Non a caso, i professionisti del mondo dell’arte si son schierati sin da subito per contrastare il passaggio, consapevoli del tampone soffocante che avrebbe causato il leave. Ad oggi, a Brexit avvenuta, le circostanze doganali e fiscali rimangono accennate, ma non del tutto comprese. È chiaro che lo scambio di beni sarà regolamentato da doppi carteggi che prevederanno attese, burocrazie e costi; nulli e quasi inesistenti, invece, in passato. Chi sarà, dunque, l’erede legittimo del paese? Come per ogni sistema, la floridità di un mercato si definisce grazie alla strategica congiunzione di tanti fattori – legali, fiscali, geografici, politici, diplomatici, culturali. Tuttavia, fra gli stessi, è spesso centrale il DNA economico-fiscale del paese – lo stesso che, come menzionato, ha attratto, con un vantaggioso 5% di IVA, milioni di contribuenti.
Saranno favoriti i paesi con l’IVA più bassa?
Da questa prospettiva, dunque, gli unici paesi da tenere d’occhio nell’Unione sono Malta e Cipro – anch’essi al 5%. Tuttavia, entrambi i paesi mancano di una storia, cultura, fascinazione e sistema arte che possano garantire un potenziale shift geografico. Come noto, infatti, gli acquisti d’arte attecchiscono in contesti di prestigio, allure, rete e sicurezza – essendo gli asset d’arte sensibili a frodi, furti e illegalità. Nonostante l’esplosivo PIL, entrambi i paesi non si contraddistinguono per tali caratteristiche; tuttavia, considerata la strategica locazione – fra Europa, Africa e Medio Oriente e dunque nel mezzo dei mercati d’arte più stabili e tuttavia emergenti – tale transizione dovrebbe essere se non altro considerata. Ma non ora, in fieri.
La Francia potrebbe acquisire una posizione dominante nel mercato dell’arte?

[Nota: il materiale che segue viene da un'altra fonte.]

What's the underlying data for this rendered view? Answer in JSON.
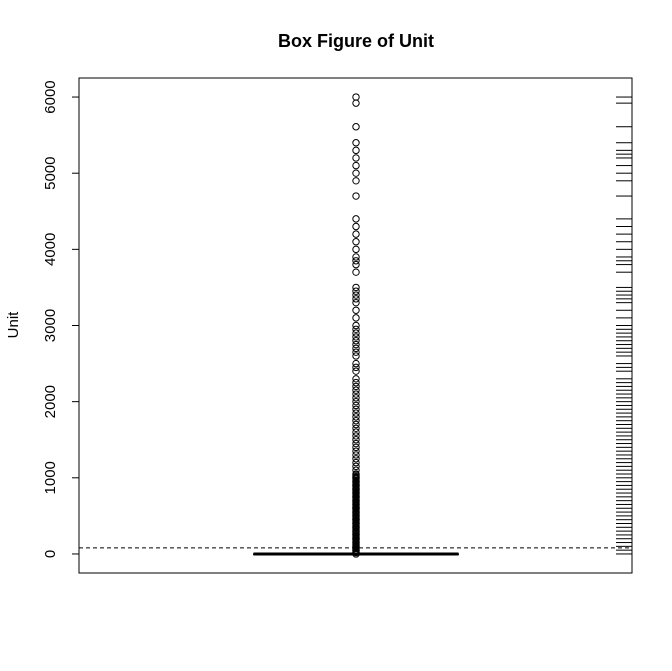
{
  "chart_data": {
    "type": "box",
    "title": "Box Figure of Unit",
    "xlabel": "",
    "ylabel": "Unit",
    "ylim": [
      -250,
      6250
    ],
    "yticks": [
      0,
      1000,
      2000,
      3000,
      4000,
      5000,
      6000
    ],
    "ytick_labels": [
      "0",
      "1000",
      "2000",
      "3000",
      "4000",
      "5000",
      "6000"
    ],
    "box": {
      "min": 0,
      "q1": 0,
      "median": 0,
      "q3": 0,
      "max": 0
    },
    "reference_line": {
      "value": 80,
      "style": "dashed"
    },
    "outliers": [
      6000,
      5920,
      5610,
      5400,
      5300,
      5200,
      5100,
      5000,
      4900,
      4700,
      4400,
      4300,
      4200,
      4100,
      4000,
      3900,
      3850,
      3800,
      3700,
      3500,
      3450,
      3400,
      3350,
      3300,
      3200,
      3100,
      3000,
      2950,
      2900,
      2850,
      2800,
      2750,
      2700,
      2650,
      2600,
      2500,
      2450,
      2400,
      2300,
      2250,
      2200,
      2150,
      2100,
      2050,
      2000,
      1950,
      1900,
      1850,
      1800,
      1750,
      1700,
      1650,
      1600,
      1550,
      1500,
      1450,
      1400,
      1350,
      1300,
      1250,
      1200,
      1150,
      1100,
      1050,
      1000,
      950,
      900,
      850,
      800,
      750,
      700,
      650,
      600,
      550,
      500,
      450,
      400,
      350,
      300,
      250,
      200,
      150,
      100,
      50,
      20
    ],
    "rug": [
      6000,
      5920,
      5610,
      5400,
      5300,
      5250,
      5200,
      5100,
      5000,
      4900,
      4700,
      4400,
      4300,
      4200,
      4100,
      4000,
      3900,
      3850,
      3800,
      3700,
      3500,
      3450,
      3400,
      3350,
      3300,
      3200,
      3100,
      3000,
      2950,
      2900,
      2850,
      2800,
      2750,
      2700,
      2650,
      2600,
      2500,
      2450,
      2400,
      2300,
      2250,
      2200,
      2150,
      2100,
      2050,
      2000,
      1950,
      1900,
      1850,
      1800,
      1750,
      1700,
      1650,
      1600,
      1550,
      1500,
      1450,
      1400,
      1350,
      1300,
      1250,
      1200,
      1150,
      1100,
      1050,
      1000,
      950,
      900,
      850,
      800,
      750,
      700,
      650,
      600,
      550,
      500,
      450,
      400,
      350,
      300,
      250,
      200,
      150,
      100,
      50,
      0
    ],
    "grid": false,
    "legend": "none",
    "color": "#000000"
  }
}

A seguire in ordine per IVA è la Francia, che propone un tasso al 5.5%. Secondo la nostra analisi, il paese potrebbe divenire ‘leader d’Europa nel mercato dell’arte post-Brexit.’ I presupposti erano già promettenti prima dell’uscita; il paese seguiva infatti il Regno Unito nelle classifiche globali per share – posizionandosi 4°e detenendone il 4% – contro il 22% di UK. Francesi sono anche i due proprietari delle più grandi entità art-business del mondo. Parliamo di Christie’s e Sotheby’s – di Arnault e Pinault – noti magnati dell’industria del bello in perpetua competizione. Tale duo esacerba lo spirito culturale cui si faceva riferimento prima. Perché fiorisca, il mercato dell’arte ha bisogno infatti di tali personalità, investimenti, linfa di mercato e imprenditoria. Imprenditoriale è anche il canale televisivo primario, France 24, che proprio in riferimento al mercato dell’arte si dice pronto “a lavorare su un ritorno.” La Francia sembra dunque consapevole, in preparazione, pronta. E a rassicurare la situazione sono i famosi ‘presupposti’. La seconda economia del continente, la settima del mondo, nonché il primo paese per turismo e quinto per siti UNESCO.
L’Italia resta ancora fuori dai giochi?
La Francia vanta inoltre fra le reti di assicurazioni e logistica più influenti al mondo – entrambi necessarie per la circolazione e tutela degli asset in vendita. Ultime – ma non ultime – le sue diramazioni verso il nord Europa, l’Atlantico, il Mediterraneo e i Territori e Dipartimenti d’Oltremare (TOM e DOM) che rendono il paese un territorio praticamente diffuso e globale per partenariati strategici; nonché la sua storia, reputazione, aura di cultura e soprattutto arte, dalla storia, la critica, alla produzione. Il solo (post)Impressionismo, per volume, crea un mercato a sé stante. Forse un po’ impigrita e allineata a governi vicini come il nostro – burocratizzato, lento, frammentato e caro – la Francia ha perso negli anni il suo tenore. L’asso è però nella manica – forse timidamente nascosto dal ‘Grande Fratello’ chiamato Europa. I segnali ci sono e questo è il momento. Da sorella maggiore e più virtuosa, ci si augura che la stessa ispiri l’Italia, altrettanto promettente, ma al momento al quanto inerte all’opportunità.